Traité des Nations Unies sur la cybercriminalité – Lettre de la société civile

Première partie d’un article en deux parties sur le premier projet de la Convention des Nations Unies sur la cybercriminalité. La première partie présente le contexte des négociations et analyse notre première vision de l’Avant-projet et de ses implications pour les droits de l’homme. La partie II analyse les dispositions les plus problématiques du projet.

Le premier projet officiel négocié très attendu de la proposition de Convention des Nations Unies sur la cybercriminalité – façonné par plusieurs mois de négociations menées par les États membres dans lesquelles l’EFF a été profondément impliqué – est maintenant public.

La convention, si elle est approuvée, entraînera la réécriture des lois pénales du monde entier traitant de l’accès des forces de l’ordre aux données personnelles au-delà des frontières, de l’utilisation des technologies de surveillance par un pays pour espionner les personnes dans un autre pays et de la mesure dans laquelle les pays peuvent s’obliger mutuellement à coopérer, par exemple pour l’interception en temps réel des communications des personnes. L’EFF et ses partenaires internationaux défendent les utilisateurs depuis que la convention a été proposée pour la première fois il y a plusieurs années, appelant à de solides protections des droits de l’homme, révisant le libellé de la convention proposée, soumettant des recommandations et s’opposant aux dispositions concernées, et s’adressant aux États membres en personne lors des sessions de négociation cette année et dernière.

Avec la sortie de ce « zéro brouillon,”Les États membres entameront des négociations article par article pour parvenir à un consensus sur un projet final lors d’une session marathon de deux semaines du 21 août au 1er septembre. L’EFF sera là, poursuivant nos efforts en faveur de solides protections des droits de l’homme dans le traité.

L’EFF et Privacy International se sont penchés sur l’avant-projet et ont envoyé aux États membres notre première série d’amendements . Mais avant de nous plonger dans les caractéristiques les plus préoccupantes du texte, voici un bref récapitulatif de la façon dont nous en sommes arrivés là.

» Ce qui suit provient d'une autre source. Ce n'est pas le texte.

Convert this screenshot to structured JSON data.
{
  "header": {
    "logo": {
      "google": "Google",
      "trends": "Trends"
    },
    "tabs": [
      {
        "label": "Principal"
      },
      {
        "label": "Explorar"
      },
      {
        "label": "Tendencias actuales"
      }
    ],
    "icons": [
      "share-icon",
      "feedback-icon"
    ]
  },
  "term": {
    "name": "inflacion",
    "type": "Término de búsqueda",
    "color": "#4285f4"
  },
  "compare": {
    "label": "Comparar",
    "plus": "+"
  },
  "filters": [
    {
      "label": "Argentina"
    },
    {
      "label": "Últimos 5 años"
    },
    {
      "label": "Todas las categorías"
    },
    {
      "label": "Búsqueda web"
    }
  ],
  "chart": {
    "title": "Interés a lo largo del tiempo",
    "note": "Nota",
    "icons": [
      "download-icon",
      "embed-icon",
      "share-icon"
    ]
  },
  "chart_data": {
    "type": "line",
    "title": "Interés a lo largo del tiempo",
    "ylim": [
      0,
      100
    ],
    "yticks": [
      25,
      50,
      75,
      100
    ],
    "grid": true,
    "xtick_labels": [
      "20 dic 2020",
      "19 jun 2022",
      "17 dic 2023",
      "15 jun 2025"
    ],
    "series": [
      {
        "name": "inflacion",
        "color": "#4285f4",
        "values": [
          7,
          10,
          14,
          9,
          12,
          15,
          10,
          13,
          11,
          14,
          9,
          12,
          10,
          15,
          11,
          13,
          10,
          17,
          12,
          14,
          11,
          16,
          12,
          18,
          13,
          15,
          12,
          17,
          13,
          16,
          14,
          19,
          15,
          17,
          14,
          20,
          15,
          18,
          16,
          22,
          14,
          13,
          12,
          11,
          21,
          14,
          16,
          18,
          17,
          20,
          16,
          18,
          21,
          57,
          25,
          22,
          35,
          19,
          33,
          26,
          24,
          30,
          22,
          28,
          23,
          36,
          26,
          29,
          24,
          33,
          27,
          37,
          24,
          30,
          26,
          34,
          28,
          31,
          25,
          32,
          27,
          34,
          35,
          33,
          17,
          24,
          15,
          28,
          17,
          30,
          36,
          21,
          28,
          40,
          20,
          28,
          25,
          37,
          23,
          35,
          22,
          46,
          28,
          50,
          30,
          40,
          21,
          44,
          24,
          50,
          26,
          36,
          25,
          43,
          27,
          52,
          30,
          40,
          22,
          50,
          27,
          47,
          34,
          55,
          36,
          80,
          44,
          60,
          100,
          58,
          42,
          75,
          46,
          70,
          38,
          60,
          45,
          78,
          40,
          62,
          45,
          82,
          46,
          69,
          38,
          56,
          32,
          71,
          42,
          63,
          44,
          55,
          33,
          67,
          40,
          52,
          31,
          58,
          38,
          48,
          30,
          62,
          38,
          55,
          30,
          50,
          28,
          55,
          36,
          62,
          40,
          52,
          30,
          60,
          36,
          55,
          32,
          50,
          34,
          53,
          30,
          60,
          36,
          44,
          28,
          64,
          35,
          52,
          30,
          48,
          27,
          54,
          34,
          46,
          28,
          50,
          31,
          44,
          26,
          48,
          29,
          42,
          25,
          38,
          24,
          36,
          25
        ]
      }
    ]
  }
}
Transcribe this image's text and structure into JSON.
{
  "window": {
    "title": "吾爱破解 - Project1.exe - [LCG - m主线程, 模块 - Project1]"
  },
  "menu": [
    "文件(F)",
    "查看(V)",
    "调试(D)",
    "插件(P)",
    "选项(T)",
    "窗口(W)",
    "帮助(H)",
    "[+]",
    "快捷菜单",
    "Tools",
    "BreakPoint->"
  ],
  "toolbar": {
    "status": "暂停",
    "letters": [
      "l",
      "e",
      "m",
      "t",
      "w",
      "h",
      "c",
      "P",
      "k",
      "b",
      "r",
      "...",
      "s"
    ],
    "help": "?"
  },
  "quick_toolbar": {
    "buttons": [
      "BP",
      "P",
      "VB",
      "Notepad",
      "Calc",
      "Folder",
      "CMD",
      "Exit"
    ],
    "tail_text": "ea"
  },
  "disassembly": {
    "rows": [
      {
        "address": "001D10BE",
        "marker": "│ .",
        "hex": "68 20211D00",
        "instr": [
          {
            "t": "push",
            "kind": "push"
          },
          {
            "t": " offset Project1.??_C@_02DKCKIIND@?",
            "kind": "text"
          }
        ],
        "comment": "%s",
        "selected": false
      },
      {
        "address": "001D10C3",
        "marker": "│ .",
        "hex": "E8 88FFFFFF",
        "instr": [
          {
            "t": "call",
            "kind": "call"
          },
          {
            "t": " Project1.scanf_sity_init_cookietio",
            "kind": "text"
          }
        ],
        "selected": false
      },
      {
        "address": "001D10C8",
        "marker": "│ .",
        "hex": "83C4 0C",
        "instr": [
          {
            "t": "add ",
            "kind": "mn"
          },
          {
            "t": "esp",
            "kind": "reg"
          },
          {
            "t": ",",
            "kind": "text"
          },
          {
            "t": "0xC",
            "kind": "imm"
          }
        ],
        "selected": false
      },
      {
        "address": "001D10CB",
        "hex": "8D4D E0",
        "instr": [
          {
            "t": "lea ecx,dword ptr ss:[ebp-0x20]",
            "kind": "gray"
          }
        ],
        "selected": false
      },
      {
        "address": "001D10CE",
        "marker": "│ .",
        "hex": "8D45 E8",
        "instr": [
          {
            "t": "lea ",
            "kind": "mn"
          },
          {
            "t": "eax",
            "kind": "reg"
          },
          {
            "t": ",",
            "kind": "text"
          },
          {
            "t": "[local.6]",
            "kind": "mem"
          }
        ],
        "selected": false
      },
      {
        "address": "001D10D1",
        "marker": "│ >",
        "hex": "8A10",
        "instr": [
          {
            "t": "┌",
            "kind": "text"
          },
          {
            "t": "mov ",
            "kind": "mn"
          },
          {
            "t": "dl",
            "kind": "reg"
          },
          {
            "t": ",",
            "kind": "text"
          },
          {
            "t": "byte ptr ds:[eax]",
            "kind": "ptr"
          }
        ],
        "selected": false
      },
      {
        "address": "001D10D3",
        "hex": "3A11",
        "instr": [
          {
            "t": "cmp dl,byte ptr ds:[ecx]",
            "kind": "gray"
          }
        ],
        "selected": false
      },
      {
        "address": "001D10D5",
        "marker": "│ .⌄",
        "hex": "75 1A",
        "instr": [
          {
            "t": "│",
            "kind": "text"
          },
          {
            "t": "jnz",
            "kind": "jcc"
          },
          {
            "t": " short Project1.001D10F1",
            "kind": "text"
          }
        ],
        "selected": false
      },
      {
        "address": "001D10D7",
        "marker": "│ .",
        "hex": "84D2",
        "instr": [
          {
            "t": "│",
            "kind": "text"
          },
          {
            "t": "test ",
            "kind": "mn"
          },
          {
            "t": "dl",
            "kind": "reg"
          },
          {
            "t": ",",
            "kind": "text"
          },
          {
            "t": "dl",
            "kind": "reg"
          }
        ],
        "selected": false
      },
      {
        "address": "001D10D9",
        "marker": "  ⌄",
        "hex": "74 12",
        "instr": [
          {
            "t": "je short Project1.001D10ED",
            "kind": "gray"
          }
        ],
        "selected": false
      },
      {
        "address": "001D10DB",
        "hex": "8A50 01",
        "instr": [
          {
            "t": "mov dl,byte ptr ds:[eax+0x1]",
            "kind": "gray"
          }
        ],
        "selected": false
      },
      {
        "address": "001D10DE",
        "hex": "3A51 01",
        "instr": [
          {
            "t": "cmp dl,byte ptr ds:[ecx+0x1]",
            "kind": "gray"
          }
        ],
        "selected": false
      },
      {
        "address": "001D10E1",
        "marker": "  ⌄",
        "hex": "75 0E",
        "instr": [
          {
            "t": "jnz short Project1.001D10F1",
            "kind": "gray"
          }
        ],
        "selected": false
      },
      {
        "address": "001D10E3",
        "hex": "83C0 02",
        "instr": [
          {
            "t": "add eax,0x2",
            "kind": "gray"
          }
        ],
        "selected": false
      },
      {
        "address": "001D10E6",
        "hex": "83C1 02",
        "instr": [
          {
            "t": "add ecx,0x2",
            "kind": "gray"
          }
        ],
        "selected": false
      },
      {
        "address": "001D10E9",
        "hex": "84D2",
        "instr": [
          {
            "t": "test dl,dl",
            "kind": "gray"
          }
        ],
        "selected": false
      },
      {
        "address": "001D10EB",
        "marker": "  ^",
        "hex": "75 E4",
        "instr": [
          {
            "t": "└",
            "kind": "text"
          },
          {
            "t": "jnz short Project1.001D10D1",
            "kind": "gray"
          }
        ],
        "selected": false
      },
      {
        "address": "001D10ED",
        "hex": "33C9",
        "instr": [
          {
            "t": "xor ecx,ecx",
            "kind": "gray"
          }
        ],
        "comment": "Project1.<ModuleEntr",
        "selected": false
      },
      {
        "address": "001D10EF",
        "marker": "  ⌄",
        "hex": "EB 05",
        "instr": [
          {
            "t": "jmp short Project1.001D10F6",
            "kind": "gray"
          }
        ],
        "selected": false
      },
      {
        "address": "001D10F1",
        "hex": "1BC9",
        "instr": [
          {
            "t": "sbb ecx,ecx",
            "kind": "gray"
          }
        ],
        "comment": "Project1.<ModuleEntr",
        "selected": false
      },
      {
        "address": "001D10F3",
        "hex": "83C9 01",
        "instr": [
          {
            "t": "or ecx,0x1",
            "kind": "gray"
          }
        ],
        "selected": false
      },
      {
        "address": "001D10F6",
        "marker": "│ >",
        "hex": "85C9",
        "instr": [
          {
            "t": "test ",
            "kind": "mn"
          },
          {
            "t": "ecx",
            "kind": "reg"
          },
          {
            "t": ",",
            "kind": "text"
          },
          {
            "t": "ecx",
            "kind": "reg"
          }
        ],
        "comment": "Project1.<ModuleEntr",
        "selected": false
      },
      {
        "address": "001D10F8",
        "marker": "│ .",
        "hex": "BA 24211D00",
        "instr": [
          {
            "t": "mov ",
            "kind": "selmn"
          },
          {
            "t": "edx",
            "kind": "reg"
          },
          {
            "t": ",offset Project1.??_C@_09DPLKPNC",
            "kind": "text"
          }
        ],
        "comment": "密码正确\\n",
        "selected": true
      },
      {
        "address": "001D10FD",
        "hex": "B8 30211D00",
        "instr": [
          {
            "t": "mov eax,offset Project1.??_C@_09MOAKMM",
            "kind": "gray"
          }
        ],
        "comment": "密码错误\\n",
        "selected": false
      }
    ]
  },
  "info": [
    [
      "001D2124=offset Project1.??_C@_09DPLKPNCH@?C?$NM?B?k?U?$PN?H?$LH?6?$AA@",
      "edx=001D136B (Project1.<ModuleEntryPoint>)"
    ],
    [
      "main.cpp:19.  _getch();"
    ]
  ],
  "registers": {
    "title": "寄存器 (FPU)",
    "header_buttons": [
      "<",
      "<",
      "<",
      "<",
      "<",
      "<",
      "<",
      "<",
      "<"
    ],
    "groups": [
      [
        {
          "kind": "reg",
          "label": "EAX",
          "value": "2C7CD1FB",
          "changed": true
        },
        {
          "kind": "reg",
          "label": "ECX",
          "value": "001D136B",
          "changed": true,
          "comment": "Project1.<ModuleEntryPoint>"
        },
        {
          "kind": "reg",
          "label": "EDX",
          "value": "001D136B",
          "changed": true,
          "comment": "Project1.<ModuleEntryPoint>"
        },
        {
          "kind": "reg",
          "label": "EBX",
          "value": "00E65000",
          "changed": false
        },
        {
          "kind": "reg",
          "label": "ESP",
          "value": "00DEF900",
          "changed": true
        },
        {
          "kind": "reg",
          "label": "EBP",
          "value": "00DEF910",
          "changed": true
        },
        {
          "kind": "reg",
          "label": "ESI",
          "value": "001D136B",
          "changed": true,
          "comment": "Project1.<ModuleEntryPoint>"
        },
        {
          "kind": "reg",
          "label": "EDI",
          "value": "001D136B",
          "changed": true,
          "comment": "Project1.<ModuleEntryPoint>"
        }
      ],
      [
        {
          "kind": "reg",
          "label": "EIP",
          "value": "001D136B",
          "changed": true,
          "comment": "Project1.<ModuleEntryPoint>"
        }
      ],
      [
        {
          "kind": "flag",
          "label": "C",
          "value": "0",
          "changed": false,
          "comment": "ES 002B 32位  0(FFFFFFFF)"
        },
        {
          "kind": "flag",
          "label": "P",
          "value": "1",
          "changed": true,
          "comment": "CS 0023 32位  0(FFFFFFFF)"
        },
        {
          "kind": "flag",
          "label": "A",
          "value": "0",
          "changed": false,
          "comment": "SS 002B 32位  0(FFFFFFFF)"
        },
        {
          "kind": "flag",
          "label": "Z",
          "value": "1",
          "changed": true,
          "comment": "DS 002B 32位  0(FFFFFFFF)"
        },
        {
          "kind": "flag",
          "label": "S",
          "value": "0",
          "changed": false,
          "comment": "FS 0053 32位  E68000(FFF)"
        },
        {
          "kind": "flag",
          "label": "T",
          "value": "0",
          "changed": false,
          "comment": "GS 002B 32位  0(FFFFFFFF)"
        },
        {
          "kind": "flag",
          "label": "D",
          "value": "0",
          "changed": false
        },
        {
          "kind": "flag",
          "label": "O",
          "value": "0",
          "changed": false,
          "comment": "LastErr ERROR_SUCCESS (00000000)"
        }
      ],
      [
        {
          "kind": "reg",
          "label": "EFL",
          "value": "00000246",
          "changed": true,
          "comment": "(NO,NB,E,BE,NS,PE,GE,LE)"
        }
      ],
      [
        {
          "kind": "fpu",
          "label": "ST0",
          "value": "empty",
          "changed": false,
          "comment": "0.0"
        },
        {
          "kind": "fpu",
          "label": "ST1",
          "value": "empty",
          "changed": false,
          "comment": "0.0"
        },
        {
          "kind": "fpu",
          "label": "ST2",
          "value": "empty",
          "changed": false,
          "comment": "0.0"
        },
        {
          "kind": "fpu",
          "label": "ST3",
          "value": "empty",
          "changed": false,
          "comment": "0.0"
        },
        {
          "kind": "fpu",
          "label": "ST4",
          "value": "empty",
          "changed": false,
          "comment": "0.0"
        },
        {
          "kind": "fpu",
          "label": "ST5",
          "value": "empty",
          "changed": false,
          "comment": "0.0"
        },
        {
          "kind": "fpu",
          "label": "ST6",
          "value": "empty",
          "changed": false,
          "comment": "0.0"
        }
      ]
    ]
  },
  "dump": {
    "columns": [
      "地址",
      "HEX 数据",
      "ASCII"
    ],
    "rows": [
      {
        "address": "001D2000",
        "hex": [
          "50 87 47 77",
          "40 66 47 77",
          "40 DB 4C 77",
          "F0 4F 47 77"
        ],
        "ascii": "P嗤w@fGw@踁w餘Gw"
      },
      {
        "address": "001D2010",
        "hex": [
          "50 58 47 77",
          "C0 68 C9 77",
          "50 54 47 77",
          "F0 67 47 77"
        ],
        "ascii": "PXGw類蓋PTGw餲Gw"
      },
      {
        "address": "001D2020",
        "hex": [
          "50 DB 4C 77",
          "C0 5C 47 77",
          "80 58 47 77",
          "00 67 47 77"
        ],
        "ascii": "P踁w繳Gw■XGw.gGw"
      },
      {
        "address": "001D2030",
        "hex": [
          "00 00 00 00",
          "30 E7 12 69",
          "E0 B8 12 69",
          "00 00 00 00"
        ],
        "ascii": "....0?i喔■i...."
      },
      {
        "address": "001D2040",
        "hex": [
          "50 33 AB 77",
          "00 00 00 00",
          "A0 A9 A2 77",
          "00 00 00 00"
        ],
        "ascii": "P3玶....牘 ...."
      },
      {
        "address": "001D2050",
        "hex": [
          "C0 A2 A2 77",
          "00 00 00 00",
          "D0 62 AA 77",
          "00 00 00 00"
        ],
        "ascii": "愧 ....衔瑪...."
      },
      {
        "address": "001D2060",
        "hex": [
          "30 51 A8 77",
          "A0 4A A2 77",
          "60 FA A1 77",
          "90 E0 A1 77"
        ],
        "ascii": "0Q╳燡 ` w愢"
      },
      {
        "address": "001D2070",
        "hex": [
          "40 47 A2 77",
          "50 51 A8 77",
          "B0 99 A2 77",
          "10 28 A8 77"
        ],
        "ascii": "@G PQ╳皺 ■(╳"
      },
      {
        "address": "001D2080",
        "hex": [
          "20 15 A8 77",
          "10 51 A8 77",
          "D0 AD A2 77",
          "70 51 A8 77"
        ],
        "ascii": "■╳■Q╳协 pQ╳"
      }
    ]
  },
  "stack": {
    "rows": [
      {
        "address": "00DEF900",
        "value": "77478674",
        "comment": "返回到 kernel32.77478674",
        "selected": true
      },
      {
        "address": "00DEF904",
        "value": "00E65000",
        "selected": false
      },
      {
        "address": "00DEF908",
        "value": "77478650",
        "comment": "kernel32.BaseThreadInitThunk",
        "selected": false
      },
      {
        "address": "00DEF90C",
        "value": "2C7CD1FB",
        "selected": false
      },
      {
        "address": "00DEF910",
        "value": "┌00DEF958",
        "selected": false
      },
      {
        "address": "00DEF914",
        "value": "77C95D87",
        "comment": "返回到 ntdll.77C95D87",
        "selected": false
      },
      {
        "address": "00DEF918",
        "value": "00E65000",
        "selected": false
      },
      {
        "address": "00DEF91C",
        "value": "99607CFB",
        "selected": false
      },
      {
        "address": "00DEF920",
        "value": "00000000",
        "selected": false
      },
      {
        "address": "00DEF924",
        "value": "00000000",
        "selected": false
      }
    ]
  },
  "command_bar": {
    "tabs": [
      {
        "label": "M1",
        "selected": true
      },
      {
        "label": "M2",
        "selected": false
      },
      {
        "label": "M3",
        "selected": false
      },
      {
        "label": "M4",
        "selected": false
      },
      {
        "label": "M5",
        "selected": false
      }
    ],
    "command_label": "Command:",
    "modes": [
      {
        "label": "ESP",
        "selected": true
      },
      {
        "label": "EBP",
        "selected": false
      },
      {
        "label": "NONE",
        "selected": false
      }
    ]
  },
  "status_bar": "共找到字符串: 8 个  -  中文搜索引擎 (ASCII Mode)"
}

Un récapitulatif rapide de la Convention des Nations Unies sur la cybercriminalité

Dès le début des négociations , l’EFF s’est opposé au projet de convention dans son ensemble, le jugeant inutile. Malgré nos réserves, nous nous sommes activement engagés de bonne foi à chaque étape du processus de négociation. Nous voulons nous assurer que la convention proposée est spécifique et limitée dans son champ d’application, et qu’elle n’incorpore pas d’infractions liées au contenu ou n’autorise pas des pouvoirs de surveillance intrinsèquement arbitraires, excessifs ou illimités. En outre, toutes les autorités de surveillance, y compris celles qui sont transnationales, devraient être soumises à des limitations appropriées.

Nous espérons ardemment que la convention proposée ne deviendra pas un instrument de répression transnationale, comme cela s’est produit par le passé avec d’autres mécanismes de coopération en matière d’application de la loi. INTERPOL , par exemple, est une organisation intergouvernementale de 193 pays qui facilite la coopération policière mondiale. Mais Human Rights Watch a documenté de nombreuses allégations sur la manière dont la Chine , Bahreïn et d’autres pays ont abusé du système de notices rouges d’INTERPOL , une liste internationale de “personnes recherchées”, pour localiser des critiques pacifiques des politiques gouvernementales ” pour des délits mineurs et surtout à des fins politiques”..” Le traité de l’ONU ne devrait pas donner aux gouvernements une base juridique pour justifier l’utilisation de pouvoirs de surveillance illimités pour des crimes mal définis qui pourraient être exploités à des fins politiques, des délits mineurs ou des crimes qui sont intrinsèquement incompatibles avec le droit international des droits de l’homme, en particulier lorsque cela peut conduire à des horreurs telles que la torture ou des disparitions forcées. Nous continuerons à plaider pour des garanties renforcées afin de limiter l’utilisation abusive des pouvoirs de surveillance par les forces de l’ordre.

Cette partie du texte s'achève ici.